Because the new image uses the base image as a backing file, only blocks written by the VM consume additional disk space. This means deploying ten VMs from the same base image does not require ten full copies of the image on the worker.

Base image location

Images must exist at the paths defined in Flavor.FLAVORS on the manager host — these are the SCP source paths.

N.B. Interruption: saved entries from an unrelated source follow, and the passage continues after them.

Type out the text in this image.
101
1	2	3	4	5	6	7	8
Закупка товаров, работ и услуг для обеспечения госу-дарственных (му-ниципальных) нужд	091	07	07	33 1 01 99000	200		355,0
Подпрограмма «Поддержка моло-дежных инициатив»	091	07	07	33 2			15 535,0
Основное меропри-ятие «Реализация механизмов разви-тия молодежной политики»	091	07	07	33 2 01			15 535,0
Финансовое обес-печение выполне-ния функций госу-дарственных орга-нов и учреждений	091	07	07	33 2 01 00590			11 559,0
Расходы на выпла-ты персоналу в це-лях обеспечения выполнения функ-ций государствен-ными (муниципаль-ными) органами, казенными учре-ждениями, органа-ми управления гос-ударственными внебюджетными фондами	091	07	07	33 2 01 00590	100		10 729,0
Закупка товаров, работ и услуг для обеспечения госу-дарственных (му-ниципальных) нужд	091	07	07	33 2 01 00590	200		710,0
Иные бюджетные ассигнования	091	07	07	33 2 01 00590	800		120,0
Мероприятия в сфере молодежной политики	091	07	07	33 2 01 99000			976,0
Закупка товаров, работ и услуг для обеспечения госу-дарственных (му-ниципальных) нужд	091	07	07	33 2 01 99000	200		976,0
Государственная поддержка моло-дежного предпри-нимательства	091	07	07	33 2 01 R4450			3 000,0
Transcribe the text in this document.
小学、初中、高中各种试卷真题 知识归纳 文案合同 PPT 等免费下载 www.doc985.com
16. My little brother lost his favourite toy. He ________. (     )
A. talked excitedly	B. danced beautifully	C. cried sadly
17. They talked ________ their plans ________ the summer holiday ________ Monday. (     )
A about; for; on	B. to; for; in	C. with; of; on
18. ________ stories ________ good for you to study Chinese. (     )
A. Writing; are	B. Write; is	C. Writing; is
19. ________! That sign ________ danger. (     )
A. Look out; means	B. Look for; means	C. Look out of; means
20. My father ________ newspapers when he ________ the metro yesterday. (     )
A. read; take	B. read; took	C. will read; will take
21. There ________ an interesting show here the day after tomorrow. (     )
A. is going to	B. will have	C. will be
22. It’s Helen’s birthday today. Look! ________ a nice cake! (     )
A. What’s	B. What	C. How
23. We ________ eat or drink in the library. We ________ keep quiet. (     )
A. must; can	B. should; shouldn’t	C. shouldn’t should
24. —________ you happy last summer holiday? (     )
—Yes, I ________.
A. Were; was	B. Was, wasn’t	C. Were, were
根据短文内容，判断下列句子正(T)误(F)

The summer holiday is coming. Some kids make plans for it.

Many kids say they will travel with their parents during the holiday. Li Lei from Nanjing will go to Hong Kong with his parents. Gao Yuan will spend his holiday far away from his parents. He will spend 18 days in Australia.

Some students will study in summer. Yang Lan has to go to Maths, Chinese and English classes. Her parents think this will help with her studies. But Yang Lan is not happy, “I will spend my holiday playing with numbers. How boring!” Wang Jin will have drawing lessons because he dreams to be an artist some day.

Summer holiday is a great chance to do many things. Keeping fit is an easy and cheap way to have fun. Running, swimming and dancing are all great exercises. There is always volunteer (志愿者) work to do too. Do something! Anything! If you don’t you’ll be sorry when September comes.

On each worker, images are cached at ~/vm_images/ (the QCOWManager default base_dir). The manager will attempt the SCP copy automatically on first deployment, but pre-staging the images on workers eliminates the transfer delay.

Adding a new flavor

Flavors are hardcoded in the FLAVORS dict in models.py. To add a flavor, edit that dict:
"myflavor": {"cores": 2, "ram_gb": 1.0, "disk_gb": 5, "image": "/tmp/vm_images/myimage.img"}
Then update add_vm_menu() in cli.py to display the new flavor as a selectable option. No other changes are required — the orchestrator reads flavor specs directly from Flavor.FLAVORS at VM creation time.
VMLauncher converts flavor specs to QEMU arguments using flavor.get("cores", 1) for -smp and int(flavor.get("ram_gb", 0.5) * 1024) for -m (converting GB to MB). For example, a flavor with ram_gb: 0.5 produces -m 512 and cores: 1 produces -smp 1.